Imagina la sorpresa de esta cuando lo vea llegar y, por supuesto, su alegría:
lleva años reprochándole que en el trabajo no tenga ni voz ni voto, que calle
hasta que le salga una úlcera. La quiere con locura y espera morir con ella. Imagina
a ambos viejecitos, en el sofá abrazados frente a la chimenea, felices, terriblemente
felices. Olvidando las oportunidades perdidas para ser aún más feliz, borrar
del recuerdo la rabia por no haber sido valeroso y no haber luchado lo suficiente
por sus aspiraciones. Pisotear la sombra de su mediocridad vital, pisotear con
saña los límites que calificó de infranqueables. Ahora mismo, la Nochevieja
habita en su pecho y siente que por su esposa, por su hijo a un mes de salir
del horno y, sobre todo, por él conduciría toda la noche con la intención de
escapar de todo.

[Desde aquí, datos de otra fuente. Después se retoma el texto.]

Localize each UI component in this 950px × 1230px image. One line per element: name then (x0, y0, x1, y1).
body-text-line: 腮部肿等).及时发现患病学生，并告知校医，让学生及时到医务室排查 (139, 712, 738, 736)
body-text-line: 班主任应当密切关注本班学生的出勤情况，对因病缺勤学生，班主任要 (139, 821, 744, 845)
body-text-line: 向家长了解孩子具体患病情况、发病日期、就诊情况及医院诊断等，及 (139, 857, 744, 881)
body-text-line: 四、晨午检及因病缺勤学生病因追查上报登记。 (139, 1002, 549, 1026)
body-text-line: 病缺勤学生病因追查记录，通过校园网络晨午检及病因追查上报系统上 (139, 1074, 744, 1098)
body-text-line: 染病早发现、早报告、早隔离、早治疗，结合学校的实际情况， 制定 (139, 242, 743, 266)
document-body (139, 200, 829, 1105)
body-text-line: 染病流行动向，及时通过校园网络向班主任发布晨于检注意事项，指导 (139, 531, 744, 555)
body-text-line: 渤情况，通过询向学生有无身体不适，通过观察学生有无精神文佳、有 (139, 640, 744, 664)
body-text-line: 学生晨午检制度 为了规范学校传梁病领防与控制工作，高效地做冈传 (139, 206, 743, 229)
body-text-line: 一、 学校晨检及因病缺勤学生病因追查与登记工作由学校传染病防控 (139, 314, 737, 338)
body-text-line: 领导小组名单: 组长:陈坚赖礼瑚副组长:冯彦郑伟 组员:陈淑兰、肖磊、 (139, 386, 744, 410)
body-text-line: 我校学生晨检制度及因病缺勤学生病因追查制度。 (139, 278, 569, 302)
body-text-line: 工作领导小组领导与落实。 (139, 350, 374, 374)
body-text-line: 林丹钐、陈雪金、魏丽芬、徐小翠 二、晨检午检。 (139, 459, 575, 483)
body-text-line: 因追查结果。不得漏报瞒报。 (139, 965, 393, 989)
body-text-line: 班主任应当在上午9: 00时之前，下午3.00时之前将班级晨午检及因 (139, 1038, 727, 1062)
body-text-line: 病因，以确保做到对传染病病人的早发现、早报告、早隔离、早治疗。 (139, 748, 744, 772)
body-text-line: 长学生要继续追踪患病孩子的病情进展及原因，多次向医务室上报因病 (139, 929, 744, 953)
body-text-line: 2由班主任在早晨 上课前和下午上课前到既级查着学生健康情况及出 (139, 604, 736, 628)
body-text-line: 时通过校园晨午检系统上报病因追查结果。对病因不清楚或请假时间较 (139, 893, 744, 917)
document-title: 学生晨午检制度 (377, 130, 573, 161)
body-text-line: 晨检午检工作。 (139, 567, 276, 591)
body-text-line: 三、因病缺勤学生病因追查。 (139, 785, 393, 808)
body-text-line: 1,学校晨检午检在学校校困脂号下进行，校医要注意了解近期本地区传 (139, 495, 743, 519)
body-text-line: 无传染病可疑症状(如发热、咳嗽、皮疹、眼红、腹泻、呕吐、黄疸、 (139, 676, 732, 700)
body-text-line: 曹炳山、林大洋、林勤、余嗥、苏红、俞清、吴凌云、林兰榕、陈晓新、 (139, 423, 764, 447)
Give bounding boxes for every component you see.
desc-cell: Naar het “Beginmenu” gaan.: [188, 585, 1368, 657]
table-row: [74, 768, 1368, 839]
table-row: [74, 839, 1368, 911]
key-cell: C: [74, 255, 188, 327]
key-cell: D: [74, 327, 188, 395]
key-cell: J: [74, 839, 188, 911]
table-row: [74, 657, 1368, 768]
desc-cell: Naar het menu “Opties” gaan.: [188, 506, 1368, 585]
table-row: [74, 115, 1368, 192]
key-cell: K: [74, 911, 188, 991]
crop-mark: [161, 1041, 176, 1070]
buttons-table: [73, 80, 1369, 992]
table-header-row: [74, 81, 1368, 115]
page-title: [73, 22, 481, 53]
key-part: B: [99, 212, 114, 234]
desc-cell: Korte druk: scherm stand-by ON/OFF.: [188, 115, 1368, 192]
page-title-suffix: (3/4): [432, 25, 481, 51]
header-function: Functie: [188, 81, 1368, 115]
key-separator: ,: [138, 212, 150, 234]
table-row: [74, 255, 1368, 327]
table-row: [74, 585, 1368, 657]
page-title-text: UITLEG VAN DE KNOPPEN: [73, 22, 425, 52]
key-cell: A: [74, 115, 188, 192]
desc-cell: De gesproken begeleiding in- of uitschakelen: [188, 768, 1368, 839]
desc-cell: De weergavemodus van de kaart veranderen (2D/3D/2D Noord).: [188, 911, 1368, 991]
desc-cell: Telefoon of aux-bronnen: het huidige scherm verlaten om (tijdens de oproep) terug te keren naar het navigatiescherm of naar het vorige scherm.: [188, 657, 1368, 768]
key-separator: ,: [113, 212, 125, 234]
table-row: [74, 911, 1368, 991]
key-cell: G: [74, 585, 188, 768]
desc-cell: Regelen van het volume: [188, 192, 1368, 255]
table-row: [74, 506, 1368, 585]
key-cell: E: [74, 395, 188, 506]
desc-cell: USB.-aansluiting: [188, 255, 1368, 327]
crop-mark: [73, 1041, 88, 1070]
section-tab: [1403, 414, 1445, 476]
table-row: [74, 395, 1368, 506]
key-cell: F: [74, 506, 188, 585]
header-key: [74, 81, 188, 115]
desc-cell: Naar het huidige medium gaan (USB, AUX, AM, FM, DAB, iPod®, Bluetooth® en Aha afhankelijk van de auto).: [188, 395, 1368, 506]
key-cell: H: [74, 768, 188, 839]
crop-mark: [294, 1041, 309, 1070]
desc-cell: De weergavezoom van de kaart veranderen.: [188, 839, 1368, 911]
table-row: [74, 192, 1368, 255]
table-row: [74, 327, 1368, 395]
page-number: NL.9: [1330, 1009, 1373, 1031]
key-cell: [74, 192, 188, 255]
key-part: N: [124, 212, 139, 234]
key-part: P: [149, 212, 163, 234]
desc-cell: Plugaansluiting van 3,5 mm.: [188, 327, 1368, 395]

Recorrer autovías y autopista, detenerse solo para el pago de
los peajes, en algunas áreas de descanso, en las estaciones de servicio. Abandonar
la casa, la ciudad, la provincia, el país, si hace falta… Porque siente, espera
y confía en que acabará encontrando un equilibrio entre el pragmatismo y el entregarse
a la vida por completo. Se pregunta si llegará el día en que aun estando triste pueda sentirse feliz y
satisfecho. No quiere instantes de alegría aislada, de eternidad fugaz. La
evanescencia del placer instantáneo, para otros, que él ni la quiere ni la
necesita.
Nuestro
Vladimir o Estragon llega a casa de los suegros y los encuentra echando en el
maletero un macuto voluminoso, unas bolsas con ropa y un neceser. ¿Qué hacen
fuera? ¿Por qué no toman las uvas? Recibe de Helena la noticia, la feliz
noticia: «Manu, cariño, tengo la tensión altísima, nos vamos al hospital, el
niño se nos ha adelantado». Titubea él: «¡No me digas! ¡Qué gran noticia! Pero
yo no puedo volver al hospital». «¿Por qué, Manu, por qué?», recupera la
embarazada habitual tono de reproche. Y en su jaula revolotea el enfermero, aun
con la bata blanca, y le responde: «Tengo migraña, mejor me quedo en casa». En
la radio del coche suenan las campanadas. Feliz año, te quiero, mi vida.